At least three people are dead and 48 injured in an air raid on the Sri Lankan capital of Colombo Friday night carried out by Tamil Tiger rebels who appear to be on the brink of defeat in their 25 year war for a separate homeland.
At Colombo's main hospital, the parents of a 14-year-old girl had just been told that their daughter had succumbed to her injuries, one of the victims in a bombing raid Friday by at least 2 Tamil Tiger planes. The girl's younger sister was inconsolable, pushing away those who try to comfort her.

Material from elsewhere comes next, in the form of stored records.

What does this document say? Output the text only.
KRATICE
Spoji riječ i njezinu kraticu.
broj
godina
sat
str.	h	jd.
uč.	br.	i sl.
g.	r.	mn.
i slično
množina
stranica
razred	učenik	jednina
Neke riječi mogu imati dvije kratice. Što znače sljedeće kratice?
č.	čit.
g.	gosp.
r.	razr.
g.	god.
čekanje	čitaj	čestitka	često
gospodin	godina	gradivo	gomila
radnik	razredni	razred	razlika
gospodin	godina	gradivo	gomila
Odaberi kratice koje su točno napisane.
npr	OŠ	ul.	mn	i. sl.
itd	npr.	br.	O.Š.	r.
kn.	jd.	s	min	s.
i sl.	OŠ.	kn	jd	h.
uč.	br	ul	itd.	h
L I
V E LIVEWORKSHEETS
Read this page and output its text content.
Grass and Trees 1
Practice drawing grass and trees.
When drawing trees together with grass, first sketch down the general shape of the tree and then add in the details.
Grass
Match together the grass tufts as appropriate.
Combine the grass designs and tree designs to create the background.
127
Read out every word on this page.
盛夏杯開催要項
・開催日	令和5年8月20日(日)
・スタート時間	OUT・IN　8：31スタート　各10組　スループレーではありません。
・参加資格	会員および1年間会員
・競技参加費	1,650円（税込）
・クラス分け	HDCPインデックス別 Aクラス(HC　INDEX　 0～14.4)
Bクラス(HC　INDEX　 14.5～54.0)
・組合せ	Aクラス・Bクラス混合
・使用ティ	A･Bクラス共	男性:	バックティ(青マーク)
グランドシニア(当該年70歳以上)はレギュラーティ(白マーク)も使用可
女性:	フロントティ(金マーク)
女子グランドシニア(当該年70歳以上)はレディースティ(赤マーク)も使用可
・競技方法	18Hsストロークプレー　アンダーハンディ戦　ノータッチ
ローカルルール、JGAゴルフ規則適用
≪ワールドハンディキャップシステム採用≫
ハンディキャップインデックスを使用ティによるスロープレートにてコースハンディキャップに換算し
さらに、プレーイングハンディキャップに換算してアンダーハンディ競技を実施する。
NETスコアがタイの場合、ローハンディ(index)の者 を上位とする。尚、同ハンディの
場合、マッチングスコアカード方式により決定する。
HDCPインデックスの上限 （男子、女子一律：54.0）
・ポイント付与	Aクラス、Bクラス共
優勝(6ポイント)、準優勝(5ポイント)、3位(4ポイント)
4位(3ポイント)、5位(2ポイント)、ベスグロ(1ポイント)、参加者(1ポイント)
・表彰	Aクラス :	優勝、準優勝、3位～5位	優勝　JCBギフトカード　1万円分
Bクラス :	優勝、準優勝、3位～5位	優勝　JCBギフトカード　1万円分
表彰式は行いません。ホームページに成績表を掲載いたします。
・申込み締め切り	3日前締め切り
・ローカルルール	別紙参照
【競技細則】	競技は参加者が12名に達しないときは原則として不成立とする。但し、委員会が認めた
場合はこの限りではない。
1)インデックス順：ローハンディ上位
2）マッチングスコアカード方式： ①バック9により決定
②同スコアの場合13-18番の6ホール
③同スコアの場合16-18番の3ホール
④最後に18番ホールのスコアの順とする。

In the emergency ward of the hospital, M.F. Raheed, a 56-year-old salesman, was being treated for a bullet wound in his left shoulder. "Just around 10 o'clock, when I was getting ready for bed, a bullet came through the roof and stuck in my shoulder," said Raheed.
He unwrapped a wad of paper to show the brass-colored bullet.
The brazen air attack by at least two Tamil Tiger planes comes as Sri Lanka's military closes in on the last rebel strongholds in the country's northeast. Sri Lanka's 25-year civil war - Asia's longest-running - appears to be almost at an end.
Many in the capital were surprised by the Tamil Tigers' ability to launch an air strike over the capital, which was lit up Friday night by anti-aircraft gunfire and red tracer flares as spotlights beamed across the sky looking for more rebel planes.
But Brigadier Udaya Nanayakkara, Sri Lanka's military spokesman, says the country's air force was ready for the attack.
"No, we were not surprised because we knew that they had two aircraft," he said. "We knew that they were going to use these as a last resort or a last weapon against the military and against the other important installation. We were prepared and we managed to shoot down both."
Sri Lankan state television showed video footage of one of the rebel planes, shot down in a marsh near the international airport, about a 45-minute drive from the capital. The dead pilot's body in a rebel uniform lay sprawled in the grass.
Brigadier Nanayakkara says he suspects one of the targets in Friday's attack was the country's air force headquarters, near a government building damaged in the air raid.
The attack is a stark reminder that the Tamil Tigers, though boxed into a tiny sliver of land in northeast Sri Lanka, are not yet ready to give up.